Re: [PATCH 1/3] z3fold: use per-page spinlock

From: Dan Streetman
Date: Fri Nov 25 2016 - 11:29:53 EST


On Tue, Nov 15, 2016 at 11:00 AM, Vitaly Wool <vitalywool@xxxxxxxxx> wrote:
> Most of z3fold operations are in-page, such as modifying z3fold
> page header or moving z3fold objects within a page. Taking
> per-pool spinlock to protect per-page objects is therefore
> suboptimal, and the idea of having a per-page spinlock (or rwlock)

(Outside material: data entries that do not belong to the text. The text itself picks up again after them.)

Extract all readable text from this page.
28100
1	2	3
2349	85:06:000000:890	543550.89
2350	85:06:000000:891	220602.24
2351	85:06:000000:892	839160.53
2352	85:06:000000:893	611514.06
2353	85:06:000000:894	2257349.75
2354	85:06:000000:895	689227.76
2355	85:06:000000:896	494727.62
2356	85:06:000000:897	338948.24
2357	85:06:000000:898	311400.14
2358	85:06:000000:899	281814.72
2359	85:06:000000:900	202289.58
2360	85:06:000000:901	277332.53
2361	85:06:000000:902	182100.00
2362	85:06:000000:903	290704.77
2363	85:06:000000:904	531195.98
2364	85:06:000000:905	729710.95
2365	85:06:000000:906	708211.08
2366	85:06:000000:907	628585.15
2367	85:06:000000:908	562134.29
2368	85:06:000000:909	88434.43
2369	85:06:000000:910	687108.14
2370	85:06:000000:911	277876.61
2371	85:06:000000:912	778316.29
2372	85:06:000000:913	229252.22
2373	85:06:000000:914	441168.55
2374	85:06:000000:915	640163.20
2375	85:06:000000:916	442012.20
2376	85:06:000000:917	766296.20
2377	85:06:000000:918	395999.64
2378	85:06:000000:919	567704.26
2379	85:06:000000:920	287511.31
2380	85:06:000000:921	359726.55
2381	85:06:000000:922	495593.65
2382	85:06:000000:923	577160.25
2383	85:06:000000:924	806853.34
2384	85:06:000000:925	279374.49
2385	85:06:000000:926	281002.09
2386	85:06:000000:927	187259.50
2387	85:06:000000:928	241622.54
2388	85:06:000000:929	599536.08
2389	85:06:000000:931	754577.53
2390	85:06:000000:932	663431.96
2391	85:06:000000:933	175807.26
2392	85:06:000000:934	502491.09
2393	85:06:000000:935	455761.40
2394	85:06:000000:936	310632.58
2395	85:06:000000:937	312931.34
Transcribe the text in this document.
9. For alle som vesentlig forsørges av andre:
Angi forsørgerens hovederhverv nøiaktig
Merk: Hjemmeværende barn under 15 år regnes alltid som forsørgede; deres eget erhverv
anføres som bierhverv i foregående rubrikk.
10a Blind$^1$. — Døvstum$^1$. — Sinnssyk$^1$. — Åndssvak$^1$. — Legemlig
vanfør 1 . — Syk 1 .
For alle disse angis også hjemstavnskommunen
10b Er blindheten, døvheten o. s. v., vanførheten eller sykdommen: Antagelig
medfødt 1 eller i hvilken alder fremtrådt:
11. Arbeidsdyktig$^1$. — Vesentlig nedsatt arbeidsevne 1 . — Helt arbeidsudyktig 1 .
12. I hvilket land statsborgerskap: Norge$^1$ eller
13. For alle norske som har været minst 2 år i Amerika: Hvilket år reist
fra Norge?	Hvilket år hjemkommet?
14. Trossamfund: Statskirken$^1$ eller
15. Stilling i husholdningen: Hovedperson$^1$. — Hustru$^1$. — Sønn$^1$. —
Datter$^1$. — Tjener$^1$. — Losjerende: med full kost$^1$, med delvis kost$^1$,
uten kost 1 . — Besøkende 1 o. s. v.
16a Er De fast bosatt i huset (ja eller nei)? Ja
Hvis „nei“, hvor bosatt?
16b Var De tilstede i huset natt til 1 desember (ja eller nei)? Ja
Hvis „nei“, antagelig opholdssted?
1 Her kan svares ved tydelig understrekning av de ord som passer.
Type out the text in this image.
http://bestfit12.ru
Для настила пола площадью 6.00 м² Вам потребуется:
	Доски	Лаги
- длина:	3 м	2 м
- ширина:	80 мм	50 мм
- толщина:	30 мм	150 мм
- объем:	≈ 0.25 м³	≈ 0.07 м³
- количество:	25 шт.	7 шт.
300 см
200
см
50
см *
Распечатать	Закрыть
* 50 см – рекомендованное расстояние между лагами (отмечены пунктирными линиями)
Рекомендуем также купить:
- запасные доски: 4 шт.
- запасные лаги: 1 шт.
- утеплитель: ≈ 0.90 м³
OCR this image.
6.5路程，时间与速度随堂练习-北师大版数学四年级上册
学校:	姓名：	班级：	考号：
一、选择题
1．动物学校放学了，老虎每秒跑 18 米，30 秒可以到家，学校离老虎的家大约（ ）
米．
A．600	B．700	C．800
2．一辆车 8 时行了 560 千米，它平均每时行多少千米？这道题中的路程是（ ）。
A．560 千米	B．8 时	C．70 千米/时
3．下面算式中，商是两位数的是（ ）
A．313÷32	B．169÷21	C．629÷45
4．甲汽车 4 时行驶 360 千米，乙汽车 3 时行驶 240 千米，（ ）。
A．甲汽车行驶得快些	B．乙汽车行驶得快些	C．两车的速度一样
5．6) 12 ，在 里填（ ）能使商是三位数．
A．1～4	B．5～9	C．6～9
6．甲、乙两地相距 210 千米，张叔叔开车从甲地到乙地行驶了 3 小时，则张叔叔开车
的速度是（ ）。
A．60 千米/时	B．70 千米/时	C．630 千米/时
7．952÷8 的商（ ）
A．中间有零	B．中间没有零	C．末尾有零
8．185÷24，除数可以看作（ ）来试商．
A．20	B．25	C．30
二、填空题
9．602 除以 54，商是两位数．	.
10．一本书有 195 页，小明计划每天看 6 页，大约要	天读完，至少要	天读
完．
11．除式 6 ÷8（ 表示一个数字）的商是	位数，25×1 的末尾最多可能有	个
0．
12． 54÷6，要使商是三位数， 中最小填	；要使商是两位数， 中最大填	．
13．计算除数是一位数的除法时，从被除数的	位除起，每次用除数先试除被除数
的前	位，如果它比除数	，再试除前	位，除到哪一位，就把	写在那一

> has been around for some time.
>
> This patch implements raw spinlock-based per-page locking mechanism
> which is lightweight enough to normally fit ok into the z3fold
> header.
>
> Changes from v1 [1]:
> - custom locking mechanism changed to spinlocks
> - no read/write locks, just per-page spinlock
>
> Changes from v2 [2]:
> - if a page is taken off its list by z3fold_alloc(), bail out from
> z3fold_free() early
>
> Changes from v3 [3]:
> - spinlock changed to raw spinlock to avoid BUILD_BUG_ON trigger
>
> [1] https://lkml.org/lkml/2016/11/5/59
> [2] https://lkml.org/lkml/2016/11/8/400
> [3] https://lkml.org/lkml/2016/11/9/146
>
> Signed-off-by: Vitaly Wool <vitalywool@xxxxxxxxx>
> ---
> mm/z3fold.c | 136 +++++++++++++++++++++++++++++++++++++++++++-----------------
> 1 file changed, 97 insertions(+), 39 deletions(-)
>
> diff --git a/mm/z3fold.c b/mm/z3fold.c
> index d2e8aec..7ad70fa 100644
> --- a/mm/z3fold.c
> +++ b/mm/z3fold.c
> @@ -98,6 +98,7 @@ enum buddy {
> * struct z3fold_header - z3fold page metadata occupying the first chunk of each
> * z3fold page, except for HEADLESS pages
> * @buddy: links the z3fold page into the relevant list in the pool
> + * @page_lock: per-page lock
> * @first_chunks: the size of the first buddy in chunks, 0 if free
> * @middle_chunks: the size of the middle buddy in chunks, 0 if free
> * @last_chunks: the size of the last buddy in chunks, 0 if free
> @@ -105,6 +106,7 @@ enum buddy {
> */
> struct z3fold_header {
> struct list_head buddy;
> + raw_spinlock_t page_lock;
> unsigned short first_chunks;
> unsigned short middle_chunks;
> unsigned short last_chunks;
> @@ -144,6 +146,7 @@ static struct z3fold_header *init_z3fold_page(struct page *page)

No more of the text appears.